Phaophanit and Oboussier have produced a number of groundbreaking public commissions including ‘Outhouse’ (2004) for Liverpool Housing Action Trust, a sculptural glass ‘abode’ sited within a public park for the collective use of local residents.  In 2008 they were selected for the Channel 4 Big Art Project for which they proposed ‘Northern Light’ – a suspended architectural work for North Belfast, ‘a ‘third space’ beyond polarised territories’, again conceived for the collective use of local communities. Other key works in public space include neon installations such as ‘Topography of Dreams’ (2007), Curzon Street Station, Birmingham, ‘Light Curtain’ for Hull Truck Theatre (2009),  ‘Light of Day’ (2010) for the Neo-Natal Baby Unit at St Georges Hospital in London and ‘Coronium’ (2011) for Kilden, the New Performing Arts Centre in Kristiansand, Norway. In 2012, as part of the cultural Olympiad, they were commissioned to make ‘Light Veils’, a permanent laser installation for Weymouth Seafront and a legacy work for the town.

‘Mute Meadow’ was inaugurated in 2011 on the banks of the River Foyle in Derry~Londonderry, Northern Ireland – a major socially engaged public work commissioned as part of the ‘post-conflict’ re-imagining of the city. In 2015 they installed ‘Dream House’, a public sculpture commission for downtown Toronto that explores diasporic notions of home and belonging. In the same year they were commissioned by the Wellcome Trust to produce ‘IT IS AS IF’, an immersive video installation which launched at at Block 336 Gallery in Brixton, South London. The work is an experimental collaboration between the artists and surgeon Professor Roger Kneebone (Imperial College, London), investigating the unspoken languages of medical surgery and extending their commitment to engaged practice, inter-diciplinary dialogue and their interest in non-narrative, trans-cultural forms of meaning.

In 2017 Phaophanit and Oboussier participated in the ground-breaking Diaspora Pavilion at Venice Biennale and served as mentors for artist Erika Tan.

More recent projects include ‘In Other Words’ (2018), a permanent commission for Cambridge University in collaboration with Eric Parry Architects; ‘The Call of Things’ (2018) a permanent video installation for Fen Court in the City of London; the Diaspora Pavilion, Venice Biennale 2017 (International Curators Forum); Thailand Biennale 2018; and Singapore Biennale 2019. In 2021, ‘Borderless’, a hand-carved stone work for the facade of the new Cleveland Clinic in London, was unveiled. Phaophanit’s early work ‘Neon Rice Field’ (1993, Tate Collection) was on display throughout 2023 at Tate Britain as part of the re-hang of the gallery’s permanent collection.

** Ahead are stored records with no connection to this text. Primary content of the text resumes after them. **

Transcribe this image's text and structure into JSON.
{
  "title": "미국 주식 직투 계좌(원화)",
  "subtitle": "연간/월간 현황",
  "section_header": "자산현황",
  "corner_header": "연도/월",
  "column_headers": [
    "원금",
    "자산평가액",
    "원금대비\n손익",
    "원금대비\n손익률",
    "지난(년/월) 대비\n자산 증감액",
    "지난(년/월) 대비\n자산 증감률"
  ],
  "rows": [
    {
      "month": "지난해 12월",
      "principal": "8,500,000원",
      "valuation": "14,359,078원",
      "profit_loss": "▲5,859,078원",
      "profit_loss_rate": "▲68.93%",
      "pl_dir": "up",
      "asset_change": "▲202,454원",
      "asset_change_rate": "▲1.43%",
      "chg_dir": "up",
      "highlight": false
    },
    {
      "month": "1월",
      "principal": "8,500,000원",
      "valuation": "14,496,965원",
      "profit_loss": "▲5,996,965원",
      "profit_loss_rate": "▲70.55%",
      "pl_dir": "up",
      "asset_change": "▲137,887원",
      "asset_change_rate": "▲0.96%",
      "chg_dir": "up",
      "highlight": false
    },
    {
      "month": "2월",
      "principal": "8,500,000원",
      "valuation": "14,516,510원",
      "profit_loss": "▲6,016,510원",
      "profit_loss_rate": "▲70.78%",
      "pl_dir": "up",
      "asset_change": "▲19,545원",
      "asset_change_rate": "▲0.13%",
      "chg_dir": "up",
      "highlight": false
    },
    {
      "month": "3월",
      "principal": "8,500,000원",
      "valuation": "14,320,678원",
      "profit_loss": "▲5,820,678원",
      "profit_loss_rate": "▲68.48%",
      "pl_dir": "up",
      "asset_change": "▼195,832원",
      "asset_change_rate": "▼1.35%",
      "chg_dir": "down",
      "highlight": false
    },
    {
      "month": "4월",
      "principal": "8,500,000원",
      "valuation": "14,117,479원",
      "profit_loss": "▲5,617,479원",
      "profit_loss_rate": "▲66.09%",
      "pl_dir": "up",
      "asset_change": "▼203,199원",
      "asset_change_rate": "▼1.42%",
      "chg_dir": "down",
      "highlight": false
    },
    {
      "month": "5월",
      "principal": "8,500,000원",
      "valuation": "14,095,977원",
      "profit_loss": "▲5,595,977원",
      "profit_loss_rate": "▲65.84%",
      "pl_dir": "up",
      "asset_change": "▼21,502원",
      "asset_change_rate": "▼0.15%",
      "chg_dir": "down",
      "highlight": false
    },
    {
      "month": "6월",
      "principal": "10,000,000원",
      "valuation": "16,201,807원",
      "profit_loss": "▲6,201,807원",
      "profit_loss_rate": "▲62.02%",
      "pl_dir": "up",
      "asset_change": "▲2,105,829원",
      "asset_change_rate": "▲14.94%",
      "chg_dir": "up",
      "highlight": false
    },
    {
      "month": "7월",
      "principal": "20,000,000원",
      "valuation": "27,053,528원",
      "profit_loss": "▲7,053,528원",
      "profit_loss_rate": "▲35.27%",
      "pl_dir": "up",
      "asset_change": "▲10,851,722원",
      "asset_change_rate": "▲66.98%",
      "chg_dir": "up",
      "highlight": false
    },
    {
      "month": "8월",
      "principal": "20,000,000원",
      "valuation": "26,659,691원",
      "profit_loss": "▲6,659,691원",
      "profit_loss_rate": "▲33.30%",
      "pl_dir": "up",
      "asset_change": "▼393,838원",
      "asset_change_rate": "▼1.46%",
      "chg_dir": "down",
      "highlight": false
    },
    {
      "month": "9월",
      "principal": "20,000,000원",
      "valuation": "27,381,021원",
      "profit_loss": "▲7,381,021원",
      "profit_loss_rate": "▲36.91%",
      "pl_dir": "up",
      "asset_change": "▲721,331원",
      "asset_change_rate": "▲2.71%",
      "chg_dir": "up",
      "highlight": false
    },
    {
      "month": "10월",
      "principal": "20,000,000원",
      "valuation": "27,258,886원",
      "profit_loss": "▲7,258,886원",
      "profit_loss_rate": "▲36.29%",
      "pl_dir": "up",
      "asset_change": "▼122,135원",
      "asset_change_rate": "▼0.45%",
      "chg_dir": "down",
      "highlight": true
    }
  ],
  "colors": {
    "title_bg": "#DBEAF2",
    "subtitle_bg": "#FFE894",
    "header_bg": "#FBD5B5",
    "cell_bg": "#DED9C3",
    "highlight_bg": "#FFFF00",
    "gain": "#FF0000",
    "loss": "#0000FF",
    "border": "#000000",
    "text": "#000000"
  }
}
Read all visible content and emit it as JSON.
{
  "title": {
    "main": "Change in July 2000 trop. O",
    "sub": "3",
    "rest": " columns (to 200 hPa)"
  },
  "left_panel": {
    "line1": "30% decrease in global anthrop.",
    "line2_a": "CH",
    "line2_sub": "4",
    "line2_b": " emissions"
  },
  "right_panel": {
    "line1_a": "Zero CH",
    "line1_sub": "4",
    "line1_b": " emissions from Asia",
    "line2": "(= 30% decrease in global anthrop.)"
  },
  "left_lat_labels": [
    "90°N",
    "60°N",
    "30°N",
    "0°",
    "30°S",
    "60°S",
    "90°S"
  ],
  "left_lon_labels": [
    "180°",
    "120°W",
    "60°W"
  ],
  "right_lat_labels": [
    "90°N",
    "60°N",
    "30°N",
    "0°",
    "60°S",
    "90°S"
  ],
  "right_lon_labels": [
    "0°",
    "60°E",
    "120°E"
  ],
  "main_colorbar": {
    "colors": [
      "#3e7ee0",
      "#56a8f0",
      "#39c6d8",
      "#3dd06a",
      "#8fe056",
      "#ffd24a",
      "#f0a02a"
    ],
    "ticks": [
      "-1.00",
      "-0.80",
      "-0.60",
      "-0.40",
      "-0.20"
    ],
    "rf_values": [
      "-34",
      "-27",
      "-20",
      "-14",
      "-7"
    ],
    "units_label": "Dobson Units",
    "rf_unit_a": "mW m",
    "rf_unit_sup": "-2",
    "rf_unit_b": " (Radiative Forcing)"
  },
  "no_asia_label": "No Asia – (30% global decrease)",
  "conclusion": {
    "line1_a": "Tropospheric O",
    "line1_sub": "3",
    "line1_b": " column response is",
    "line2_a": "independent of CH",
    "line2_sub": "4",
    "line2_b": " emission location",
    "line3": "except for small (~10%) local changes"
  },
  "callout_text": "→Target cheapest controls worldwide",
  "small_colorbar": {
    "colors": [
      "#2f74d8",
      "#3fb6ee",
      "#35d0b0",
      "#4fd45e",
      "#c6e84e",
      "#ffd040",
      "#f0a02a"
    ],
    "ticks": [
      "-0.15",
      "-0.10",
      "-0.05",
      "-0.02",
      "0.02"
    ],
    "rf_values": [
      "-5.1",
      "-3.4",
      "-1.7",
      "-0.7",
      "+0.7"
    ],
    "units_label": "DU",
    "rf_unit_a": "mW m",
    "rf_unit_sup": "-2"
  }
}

Phaophanit and Oboussier have exhibited at venues such as Tate Britain, National Gallery Singapore, Martin-Gropius-Bau, Berlin, National Gallery of Canada, Ottowa, IMMA, Dublin, Reina Sofia Museum, Madrid, Iziko National Gallery, Cape Town, South Africa, the Shanghai Biennale, International Short Film Festival Oberhausen and Void Gallery, Derry~Londonderry. The duo are regularly invited to speak at venues including Tate Britain, The Royal Academy, The Imperial War Museum, The Royal Society of Arts, and Cooper Union, OCAD, Toronto. They frequently collaborate with leading architects, engineers, musicians and choreographers including: Eric Parry Architects, Hopkins Architects, Wilkinson Eyre, Architects Alliance, Wright and Wright, John McAslan and Partners, Dewhurst Macfarlane and Partners, Grimshaw Architects, Price & Myers, PLP Architecture, Ushida Findlay, Gensler, Savanh Phaophanit and Rosemary Butcher.